Ce jour-là même, la Reine
se décida à commuer la peine
prononcée précédemment. Elle
envoya dire à Rafaravavy
par quelques-uns des aides de camp de Rajery, qu'en
raison des hauts services rendus au gouvernement
par son père et son frère, elle
voulait bien cette fois user de bienveillance, mais
qu'elle la condamnait à la perte d'une
partie de ses biens. Il lui fallait payer comme
amende une somme équivalente à la
moitié du prix d'une esclave, à
savoir sept piastres, plus la moitié de tout
ce qu'elle possédait en espèces ou en
biens fonciers. Johns lui envoya lui-même
douze piastres pour l'aider en cette
circonstance.
Les envoyés royaux
ajoutèrent qu'en cas de récidive,
elle ne pourrait plus compter sur la
clémence royale.
Les esclaves qui l'avaient
dénoncée avaient
espéré, soit obtenir la
liberté, soit être largement
récompensées. Elles avaient
compté sans le mépris profond de
Rajery pour elles, et sans le ressentiment
d'Andrianjaza.
Une fois la question de sa fille
réglée, ce dernier revint chez
Rajery, et s'entendit avec lui pour qu'on lui
renvoyât les trois servantes qui
s'étaient en somme échappées
de sa demeure. Il les fit ensuite mettre aux fers.

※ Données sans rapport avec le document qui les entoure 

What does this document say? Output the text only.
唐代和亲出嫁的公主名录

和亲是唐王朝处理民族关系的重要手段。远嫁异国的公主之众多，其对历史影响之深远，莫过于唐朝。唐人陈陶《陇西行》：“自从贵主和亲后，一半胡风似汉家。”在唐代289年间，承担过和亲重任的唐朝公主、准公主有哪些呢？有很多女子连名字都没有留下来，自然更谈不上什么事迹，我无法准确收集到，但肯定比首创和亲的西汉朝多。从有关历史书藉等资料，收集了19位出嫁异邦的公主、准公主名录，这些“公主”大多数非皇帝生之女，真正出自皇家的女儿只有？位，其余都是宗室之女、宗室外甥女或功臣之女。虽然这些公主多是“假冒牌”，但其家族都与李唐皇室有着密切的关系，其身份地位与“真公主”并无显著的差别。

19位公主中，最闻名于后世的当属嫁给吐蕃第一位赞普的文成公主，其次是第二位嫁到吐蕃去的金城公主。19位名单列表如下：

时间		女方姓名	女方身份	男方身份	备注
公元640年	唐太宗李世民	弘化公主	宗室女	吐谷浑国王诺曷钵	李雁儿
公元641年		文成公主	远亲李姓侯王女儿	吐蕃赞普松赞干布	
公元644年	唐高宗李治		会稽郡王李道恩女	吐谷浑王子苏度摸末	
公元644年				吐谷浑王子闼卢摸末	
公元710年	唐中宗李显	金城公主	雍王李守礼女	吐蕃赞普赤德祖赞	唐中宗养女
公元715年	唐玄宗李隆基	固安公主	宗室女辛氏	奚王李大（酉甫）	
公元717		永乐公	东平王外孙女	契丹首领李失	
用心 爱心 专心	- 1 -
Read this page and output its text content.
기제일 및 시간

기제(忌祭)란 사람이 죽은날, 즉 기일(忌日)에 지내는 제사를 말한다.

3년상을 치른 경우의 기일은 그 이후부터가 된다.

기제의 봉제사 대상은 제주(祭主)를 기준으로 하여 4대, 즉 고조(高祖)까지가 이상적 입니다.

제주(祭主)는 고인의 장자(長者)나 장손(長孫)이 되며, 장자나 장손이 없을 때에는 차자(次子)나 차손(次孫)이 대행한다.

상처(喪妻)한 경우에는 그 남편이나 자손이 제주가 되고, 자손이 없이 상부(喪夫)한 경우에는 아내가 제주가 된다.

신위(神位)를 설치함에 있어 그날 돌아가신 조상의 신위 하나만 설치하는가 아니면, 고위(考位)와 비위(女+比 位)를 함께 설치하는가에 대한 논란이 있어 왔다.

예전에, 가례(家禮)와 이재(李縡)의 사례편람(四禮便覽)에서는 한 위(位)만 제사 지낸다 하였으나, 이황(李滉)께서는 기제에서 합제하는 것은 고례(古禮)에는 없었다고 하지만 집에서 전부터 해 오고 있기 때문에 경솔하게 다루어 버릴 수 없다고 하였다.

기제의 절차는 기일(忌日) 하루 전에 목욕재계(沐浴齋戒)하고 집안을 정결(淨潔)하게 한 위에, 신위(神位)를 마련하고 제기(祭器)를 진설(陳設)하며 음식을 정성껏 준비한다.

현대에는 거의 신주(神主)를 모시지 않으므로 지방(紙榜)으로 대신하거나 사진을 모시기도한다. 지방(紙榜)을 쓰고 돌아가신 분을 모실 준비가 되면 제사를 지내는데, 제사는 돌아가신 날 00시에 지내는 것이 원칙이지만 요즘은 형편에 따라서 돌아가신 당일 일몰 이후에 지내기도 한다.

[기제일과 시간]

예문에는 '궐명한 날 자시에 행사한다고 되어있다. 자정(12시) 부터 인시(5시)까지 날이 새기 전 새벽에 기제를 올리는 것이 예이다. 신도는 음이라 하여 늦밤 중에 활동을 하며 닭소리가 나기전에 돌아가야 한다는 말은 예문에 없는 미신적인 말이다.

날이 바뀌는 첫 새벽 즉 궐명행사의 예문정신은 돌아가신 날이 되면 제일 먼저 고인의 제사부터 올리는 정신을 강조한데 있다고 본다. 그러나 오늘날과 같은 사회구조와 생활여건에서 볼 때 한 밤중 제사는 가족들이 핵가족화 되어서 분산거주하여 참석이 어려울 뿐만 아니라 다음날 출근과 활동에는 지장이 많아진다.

Rafaravavy l'apprit et n'eut de cesse
jusqu'à ce qu'elle les eût fait
délivrer. Cet acte de
générosité fit une impression
profonde surtout sur l'une d'entre elles qui
demanda à être spécialement
attachée à celle qui lui avait si
entièrement pardonné. Elle finit,
sous l'influence de sa maîtresse, par devenir
à son tour une chrétienne
décidée.
À partir du jour de cette
première condamnation. Rafaravavy fut
étroitement surveillée par son
père et ses amis. Il lui devint à peu
près impossible de se rencontrer de nouveau
avec ses coreligionnaires.
Elle finit par prendre la
résolution de vendre sa maison
d'Ambatonakanga et d'en acheter une autre aux
confins de la ville. Elle put alors y recevoir de
temps à autre certains amis, en particulier
quelques chrétiens venant du Vonizongo,
province située de 60 à 100
kilomètres au nord-ouest et qui fournit un
grand nombre de confesseurs de la foi.